La
littérature, j'ai déjà dit que, tout en la fréquentant
assidûment, je ne prétendais pas savoir ce que c'était
: au moins étais-je assuré que ce n'était pas le
petit commerce dont ces gens-là vivotaient. Il me semblait parfois
que les hommes étaient comme de grandes statues creuses à
l'intérieur obscur desquelles grondait un bruit furieux, disloqué
par la multiplication désordonnée des échos : et
écrire eût été alors tenter d'orchestrer cette
pure rumeur du chaos.

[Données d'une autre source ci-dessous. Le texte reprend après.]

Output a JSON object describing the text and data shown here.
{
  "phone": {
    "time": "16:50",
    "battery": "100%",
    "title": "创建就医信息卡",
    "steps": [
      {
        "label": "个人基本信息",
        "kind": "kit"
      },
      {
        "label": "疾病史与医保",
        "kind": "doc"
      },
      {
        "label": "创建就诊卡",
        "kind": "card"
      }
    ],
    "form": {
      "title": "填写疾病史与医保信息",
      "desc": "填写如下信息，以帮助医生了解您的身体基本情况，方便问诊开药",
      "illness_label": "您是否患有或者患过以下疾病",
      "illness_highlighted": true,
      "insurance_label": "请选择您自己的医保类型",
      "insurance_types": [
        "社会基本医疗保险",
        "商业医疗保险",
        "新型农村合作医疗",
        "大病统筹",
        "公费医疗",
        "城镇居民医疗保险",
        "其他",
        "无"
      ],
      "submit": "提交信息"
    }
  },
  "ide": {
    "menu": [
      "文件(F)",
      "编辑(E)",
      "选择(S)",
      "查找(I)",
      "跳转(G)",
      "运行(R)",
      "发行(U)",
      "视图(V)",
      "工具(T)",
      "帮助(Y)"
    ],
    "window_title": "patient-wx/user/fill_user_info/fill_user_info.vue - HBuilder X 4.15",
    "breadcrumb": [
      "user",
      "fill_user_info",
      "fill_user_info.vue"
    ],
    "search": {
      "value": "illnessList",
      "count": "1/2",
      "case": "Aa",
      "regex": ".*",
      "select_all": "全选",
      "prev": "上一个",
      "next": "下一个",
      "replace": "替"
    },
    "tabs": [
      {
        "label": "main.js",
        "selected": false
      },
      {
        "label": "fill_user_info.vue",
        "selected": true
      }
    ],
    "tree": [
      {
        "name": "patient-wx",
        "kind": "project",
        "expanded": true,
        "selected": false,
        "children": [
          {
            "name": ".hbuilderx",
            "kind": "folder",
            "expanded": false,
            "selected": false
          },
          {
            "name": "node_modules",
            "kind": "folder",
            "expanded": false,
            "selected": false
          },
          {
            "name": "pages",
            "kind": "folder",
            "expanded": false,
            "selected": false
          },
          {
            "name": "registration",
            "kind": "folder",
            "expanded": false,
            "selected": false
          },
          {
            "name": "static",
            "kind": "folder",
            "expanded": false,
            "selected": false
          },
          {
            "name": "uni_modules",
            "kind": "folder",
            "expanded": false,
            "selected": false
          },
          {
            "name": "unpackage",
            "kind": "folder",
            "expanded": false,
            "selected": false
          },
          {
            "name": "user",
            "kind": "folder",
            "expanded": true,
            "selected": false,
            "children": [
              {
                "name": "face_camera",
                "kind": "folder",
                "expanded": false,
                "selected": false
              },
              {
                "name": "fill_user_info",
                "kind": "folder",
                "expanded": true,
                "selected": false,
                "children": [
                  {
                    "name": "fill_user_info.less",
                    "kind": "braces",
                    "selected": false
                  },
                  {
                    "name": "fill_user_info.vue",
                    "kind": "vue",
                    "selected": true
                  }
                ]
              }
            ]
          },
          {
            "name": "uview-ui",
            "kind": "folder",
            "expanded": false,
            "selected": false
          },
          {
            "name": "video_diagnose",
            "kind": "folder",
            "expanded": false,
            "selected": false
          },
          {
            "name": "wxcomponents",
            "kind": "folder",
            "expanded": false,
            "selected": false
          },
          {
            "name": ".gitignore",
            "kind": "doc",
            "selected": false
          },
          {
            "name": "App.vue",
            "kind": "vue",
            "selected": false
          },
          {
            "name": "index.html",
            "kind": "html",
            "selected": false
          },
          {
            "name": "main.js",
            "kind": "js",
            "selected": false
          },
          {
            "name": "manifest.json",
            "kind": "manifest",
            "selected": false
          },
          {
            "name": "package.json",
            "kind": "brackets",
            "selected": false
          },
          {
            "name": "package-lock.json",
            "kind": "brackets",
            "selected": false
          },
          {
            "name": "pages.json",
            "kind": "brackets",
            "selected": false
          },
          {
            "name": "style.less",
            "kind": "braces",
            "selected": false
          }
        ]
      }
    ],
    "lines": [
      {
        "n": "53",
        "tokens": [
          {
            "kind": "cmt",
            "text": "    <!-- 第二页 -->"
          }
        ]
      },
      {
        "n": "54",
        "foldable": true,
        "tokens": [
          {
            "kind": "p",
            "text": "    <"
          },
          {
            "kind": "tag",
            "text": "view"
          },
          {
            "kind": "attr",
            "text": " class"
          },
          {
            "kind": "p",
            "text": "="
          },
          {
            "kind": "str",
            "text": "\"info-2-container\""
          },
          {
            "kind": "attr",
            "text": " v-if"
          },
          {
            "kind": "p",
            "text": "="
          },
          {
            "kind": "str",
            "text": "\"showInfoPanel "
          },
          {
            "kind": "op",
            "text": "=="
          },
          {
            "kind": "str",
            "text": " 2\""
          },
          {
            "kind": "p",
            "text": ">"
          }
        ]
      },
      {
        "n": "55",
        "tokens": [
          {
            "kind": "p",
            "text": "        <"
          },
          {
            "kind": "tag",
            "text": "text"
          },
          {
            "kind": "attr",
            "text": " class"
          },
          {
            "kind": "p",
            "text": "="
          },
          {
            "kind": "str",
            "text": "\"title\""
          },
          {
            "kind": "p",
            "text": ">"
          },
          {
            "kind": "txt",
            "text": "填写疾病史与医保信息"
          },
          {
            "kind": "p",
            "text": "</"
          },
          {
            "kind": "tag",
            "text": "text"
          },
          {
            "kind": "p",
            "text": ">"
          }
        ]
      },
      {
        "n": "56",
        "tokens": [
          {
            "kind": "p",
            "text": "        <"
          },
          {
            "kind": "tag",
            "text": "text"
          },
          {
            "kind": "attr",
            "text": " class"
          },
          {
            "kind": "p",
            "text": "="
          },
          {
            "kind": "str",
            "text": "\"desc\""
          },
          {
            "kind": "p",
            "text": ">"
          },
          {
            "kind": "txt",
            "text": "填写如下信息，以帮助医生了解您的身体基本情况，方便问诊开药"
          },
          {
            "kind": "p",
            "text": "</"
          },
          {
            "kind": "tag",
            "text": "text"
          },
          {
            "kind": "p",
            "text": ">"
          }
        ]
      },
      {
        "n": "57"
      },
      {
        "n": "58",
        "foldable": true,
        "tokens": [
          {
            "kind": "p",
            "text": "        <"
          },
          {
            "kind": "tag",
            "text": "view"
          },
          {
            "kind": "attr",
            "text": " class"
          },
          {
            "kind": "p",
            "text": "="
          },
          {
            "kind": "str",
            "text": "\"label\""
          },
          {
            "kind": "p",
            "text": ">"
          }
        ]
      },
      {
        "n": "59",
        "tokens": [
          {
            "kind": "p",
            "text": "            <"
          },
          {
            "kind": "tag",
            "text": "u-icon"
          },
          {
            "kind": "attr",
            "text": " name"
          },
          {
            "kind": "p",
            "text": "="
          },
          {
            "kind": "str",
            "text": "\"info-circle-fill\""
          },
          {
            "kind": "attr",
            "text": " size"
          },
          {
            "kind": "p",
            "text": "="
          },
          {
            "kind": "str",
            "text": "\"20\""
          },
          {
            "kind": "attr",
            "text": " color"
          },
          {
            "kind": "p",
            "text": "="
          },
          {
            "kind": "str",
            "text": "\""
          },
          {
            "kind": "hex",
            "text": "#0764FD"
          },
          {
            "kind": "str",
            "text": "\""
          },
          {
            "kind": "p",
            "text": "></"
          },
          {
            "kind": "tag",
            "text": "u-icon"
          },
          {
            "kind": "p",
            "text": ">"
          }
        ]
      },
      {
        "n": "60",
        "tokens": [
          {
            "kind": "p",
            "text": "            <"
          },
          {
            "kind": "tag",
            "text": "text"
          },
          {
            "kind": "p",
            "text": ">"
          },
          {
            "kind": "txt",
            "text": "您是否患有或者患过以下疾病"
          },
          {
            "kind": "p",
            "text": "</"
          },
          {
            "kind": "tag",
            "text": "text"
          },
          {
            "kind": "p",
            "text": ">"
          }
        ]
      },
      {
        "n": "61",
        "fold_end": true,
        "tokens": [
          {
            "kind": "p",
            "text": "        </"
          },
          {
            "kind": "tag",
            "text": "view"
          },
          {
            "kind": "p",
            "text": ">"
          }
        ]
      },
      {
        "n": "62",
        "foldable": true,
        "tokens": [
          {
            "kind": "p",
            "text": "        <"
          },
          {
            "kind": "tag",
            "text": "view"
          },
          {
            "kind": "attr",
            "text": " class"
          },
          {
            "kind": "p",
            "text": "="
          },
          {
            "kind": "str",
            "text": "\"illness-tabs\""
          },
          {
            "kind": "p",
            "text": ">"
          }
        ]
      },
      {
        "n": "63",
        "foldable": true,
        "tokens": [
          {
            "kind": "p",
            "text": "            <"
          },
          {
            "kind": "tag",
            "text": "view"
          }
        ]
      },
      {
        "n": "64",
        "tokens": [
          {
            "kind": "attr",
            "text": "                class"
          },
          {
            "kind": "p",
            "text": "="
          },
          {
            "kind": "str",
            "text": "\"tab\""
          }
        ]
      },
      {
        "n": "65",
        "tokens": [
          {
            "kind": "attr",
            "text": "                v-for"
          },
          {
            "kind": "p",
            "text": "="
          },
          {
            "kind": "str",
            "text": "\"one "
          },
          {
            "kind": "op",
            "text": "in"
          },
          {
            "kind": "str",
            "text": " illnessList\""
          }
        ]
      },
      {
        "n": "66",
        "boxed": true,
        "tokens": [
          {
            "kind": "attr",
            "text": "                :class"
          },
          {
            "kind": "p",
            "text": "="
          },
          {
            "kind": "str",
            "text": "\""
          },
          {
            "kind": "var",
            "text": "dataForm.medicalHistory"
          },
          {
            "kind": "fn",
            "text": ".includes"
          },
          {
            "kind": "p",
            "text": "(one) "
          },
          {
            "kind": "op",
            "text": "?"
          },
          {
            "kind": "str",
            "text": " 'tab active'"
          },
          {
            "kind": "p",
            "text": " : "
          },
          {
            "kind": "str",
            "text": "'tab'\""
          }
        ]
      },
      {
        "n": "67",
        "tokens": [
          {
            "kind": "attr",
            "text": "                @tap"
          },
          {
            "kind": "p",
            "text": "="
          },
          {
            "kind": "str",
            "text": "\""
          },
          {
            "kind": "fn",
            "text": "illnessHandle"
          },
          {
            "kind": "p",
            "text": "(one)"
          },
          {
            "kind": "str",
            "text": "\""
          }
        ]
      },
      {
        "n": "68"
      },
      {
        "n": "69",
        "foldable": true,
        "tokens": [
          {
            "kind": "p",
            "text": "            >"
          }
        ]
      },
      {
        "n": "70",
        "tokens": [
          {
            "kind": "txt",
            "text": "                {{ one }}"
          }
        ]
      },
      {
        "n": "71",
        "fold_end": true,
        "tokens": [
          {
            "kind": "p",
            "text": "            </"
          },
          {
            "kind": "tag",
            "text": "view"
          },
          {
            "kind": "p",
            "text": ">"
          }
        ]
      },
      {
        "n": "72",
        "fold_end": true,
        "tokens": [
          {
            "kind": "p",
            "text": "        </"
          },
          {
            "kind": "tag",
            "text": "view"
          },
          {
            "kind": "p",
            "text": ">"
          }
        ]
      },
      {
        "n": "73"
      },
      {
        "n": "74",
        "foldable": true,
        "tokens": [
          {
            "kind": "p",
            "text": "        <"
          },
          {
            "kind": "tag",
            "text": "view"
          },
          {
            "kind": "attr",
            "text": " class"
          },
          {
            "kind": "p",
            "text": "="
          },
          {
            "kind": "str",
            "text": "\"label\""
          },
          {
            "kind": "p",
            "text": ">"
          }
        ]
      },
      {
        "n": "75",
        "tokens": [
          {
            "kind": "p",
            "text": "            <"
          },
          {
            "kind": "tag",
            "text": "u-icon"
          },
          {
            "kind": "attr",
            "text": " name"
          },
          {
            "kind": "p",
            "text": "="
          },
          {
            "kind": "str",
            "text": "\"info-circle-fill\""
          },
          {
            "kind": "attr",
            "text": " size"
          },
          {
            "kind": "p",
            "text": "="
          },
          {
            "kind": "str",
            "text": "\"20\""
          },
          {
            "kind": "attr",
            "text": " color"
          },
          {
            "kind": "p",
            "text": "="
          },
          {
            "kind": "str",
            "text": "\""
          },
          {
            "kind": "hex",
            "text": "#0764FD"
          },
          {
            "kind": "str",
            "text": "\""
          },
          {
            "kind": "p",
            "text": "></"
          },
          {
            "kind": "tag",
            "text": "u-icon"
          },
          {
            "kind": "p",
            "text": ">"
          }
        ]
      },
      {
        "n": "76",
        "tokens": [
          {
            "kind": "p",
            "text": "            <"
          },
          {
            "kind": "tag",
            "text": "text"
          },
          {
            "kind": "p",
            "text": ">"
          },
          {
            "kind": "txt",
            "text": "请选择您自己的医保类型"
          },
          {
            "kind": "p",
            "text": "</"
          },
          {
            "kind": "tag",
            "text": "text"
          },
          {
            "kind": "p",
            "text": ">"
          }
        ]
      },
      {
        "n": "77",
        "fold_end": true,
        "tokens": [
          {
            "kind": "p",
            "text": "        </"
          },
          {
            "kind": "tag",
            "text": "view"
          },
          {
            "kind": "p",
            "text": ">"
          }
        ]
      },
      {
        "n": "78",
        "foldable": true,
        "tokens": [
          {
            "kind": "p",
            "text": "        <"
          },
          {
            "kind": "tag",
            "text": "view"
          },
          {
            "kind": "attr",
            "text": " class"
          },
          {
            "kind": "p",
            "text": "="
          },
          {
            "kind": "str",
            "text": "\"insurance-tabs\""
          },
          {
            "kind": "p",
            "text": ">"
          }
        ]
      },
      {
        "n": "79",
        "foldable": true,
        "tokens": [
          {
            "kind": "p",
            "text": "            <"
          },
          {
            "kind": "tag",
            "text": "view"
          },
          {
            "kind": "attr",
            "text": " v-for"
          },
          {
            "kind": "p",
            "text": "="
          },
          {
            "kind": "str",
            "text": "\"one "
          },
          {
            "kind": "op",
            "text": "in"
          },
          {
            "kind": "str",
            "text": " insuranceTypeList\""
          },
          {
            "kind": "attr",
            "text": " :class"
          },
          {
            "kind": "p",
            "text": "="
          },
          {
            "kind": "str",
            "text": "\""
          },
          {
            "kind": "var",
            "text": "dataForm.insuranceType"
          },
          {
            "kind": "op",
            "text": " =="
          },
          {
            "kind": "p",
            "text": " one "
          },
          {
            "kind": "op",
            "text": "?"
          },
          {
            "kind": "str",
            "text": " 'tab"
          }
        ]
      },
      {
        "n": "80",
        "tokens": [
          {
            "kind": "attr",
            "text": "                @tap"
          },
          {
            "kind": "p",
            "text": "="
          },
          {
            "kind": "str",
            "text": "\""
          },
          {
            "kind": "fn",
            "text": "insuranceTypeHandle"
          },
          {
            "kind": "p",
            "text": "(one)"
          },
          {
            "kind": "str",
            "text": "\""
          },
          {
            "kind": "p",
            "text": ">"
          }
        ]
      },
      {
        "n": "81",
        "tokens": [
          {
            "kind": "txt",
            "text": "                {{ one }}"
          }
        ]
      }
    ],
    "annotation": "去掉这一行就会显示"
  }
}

Nous abritions, sous la majesté muette du
ciel, ces retentissements de citernes, ces mugissements d'océan
dans des grottes, de bêtes égorgées dans des caves.
Cela avait à voir avec la démence et la mort, ou bien si
l'on veut avec la raison et la vie considérées comme la
lutte confuse et perdue d'avance que nous menions contre ces pouvoirs
du néant, le retard qu'ils apportaient à venir nous faire
taire. Écrire eut été composer de la musique entre
le tohu-bohu et le silence éternel. Ces idées, je l'admets,
manquaient de clarté : mais en est-il, en ces matières ?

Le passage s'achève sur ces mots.